Stories of deprivation and cruelty are not uncommon among First Peoples. Since invasion, we have been driven from our land, murdered, separated from their families and forced into institutions. We’ve been denied our right to be who we are, and deprived of our history and culture.
Fortunately, stories of our resilience are not uncommon either. The Cummeragunja walk-off is just one of many acts of defiance and bravery that have ensured our survival. Despite the concerted attempts to eradicate us and our culture, we are still here – the oldest living culture in the world.
However, survival alone is not enough. We also need to heal. So many of the wounds of our past have never been tended to. They are still raw and we are still suffering. You can see it in the disproportionate incarceration of our young people and in the saddening disparity in life expectancy between us and the rest of Australians.

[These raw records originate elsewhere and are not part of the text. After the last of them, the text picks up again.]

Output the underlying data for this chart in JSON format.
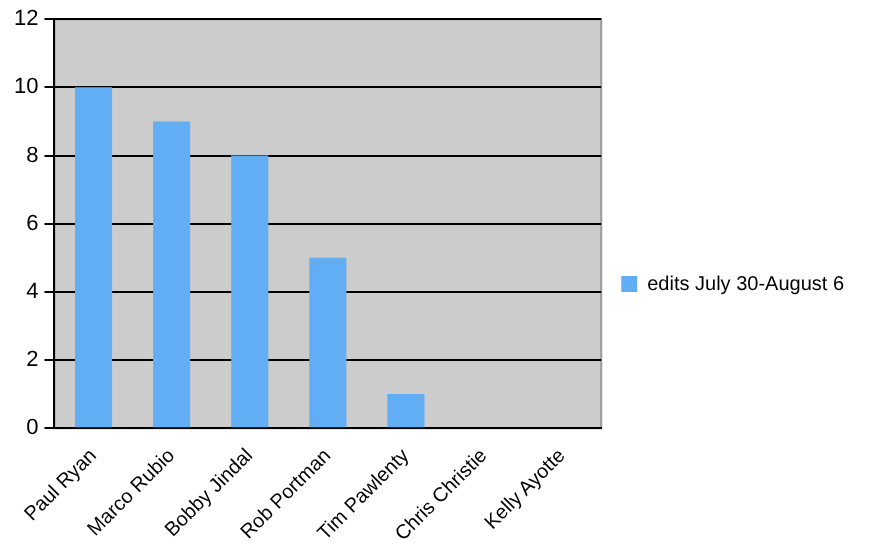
{
  "chart_data": {
    "type": "bar",
    "categories": [
      "Paul Ryan",
      "Marco Rubio",
      "Bobby Jindal",
      "Rob Portman",
      "Tim Pawlenty",
      "Chris Christie",
      "Kelly Ayotte"
    ],
    "series": [
      {
        "name": "edits July 30-August 6",
        "color": "#62aef5",
        "values": [
          10,
          9,
          8,
          5,
          1,
          0,
          0
        ]
      }
    ],
    "ylim": [
      0,
      12
    ],
    "yticks": [
      0,
      2,
      4,
      6,
      8,
      10,
      12
    ],
    "grid": "y",
    "legend": "right"
  }
}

The path to treaties is a path to healing – it is a salve for those wounds. When we make treaties, we will stand on equal footing with our colonisers for the first time. But we can’t achieve that equal footing until we speak the truth to each other [about] our past.
The reality of what has happened to Aboriginal people and how it continues to impact their lives has been largely ignored and actively hidden from the Australian consciousness. How can we heal when we’ve been asked to believe that the cause of our pain is irrelevant?
This is why we have to embrace truthtelling as a fundamental part of our treaty-making process. Truth-telling is about First Peoples being able to share their experiences and the causes of their pain. It’s also about being heard. The rest of Australia needs to listen, acknowledge and understand our stories if we want to move forward.
By acknowledging these lived experiences and being honest about our past we can start to find solutions. We can help determine the actions that will help us heal. This is what we are working towards at the First Peoples’ Assembly of Victoria – the democratic voice for the Aboriginal and Torres Strait Islander community on the journey to treaty in Victoria.
We’re talking with our communities across the state and asking them what they want the treaty to deliver. What they need to heal and thrive. A clear picture is emerging of a future where my people once again have the freedom and power to make decisions that affect our communities and Country.
But it’s not just about us. Truthtelling and treaties will help us create a shared history – one that goes back more than 60,000 years. It will also help us create a shared future where we can all celebrate and benefit from the knowledge, wisdom and culture of First Peoples. Change is already under way but the journey is a long one. Will you walk with us?
Aunty Geraldine Atkinson is a proud Bangerang and Wiradjuri woman and Co-Chair of the First Peoples’ Assembly of Victoria, the elected voice representing First Peoples in Victoria through the States historic Treaty negotiations with the Victorian Government.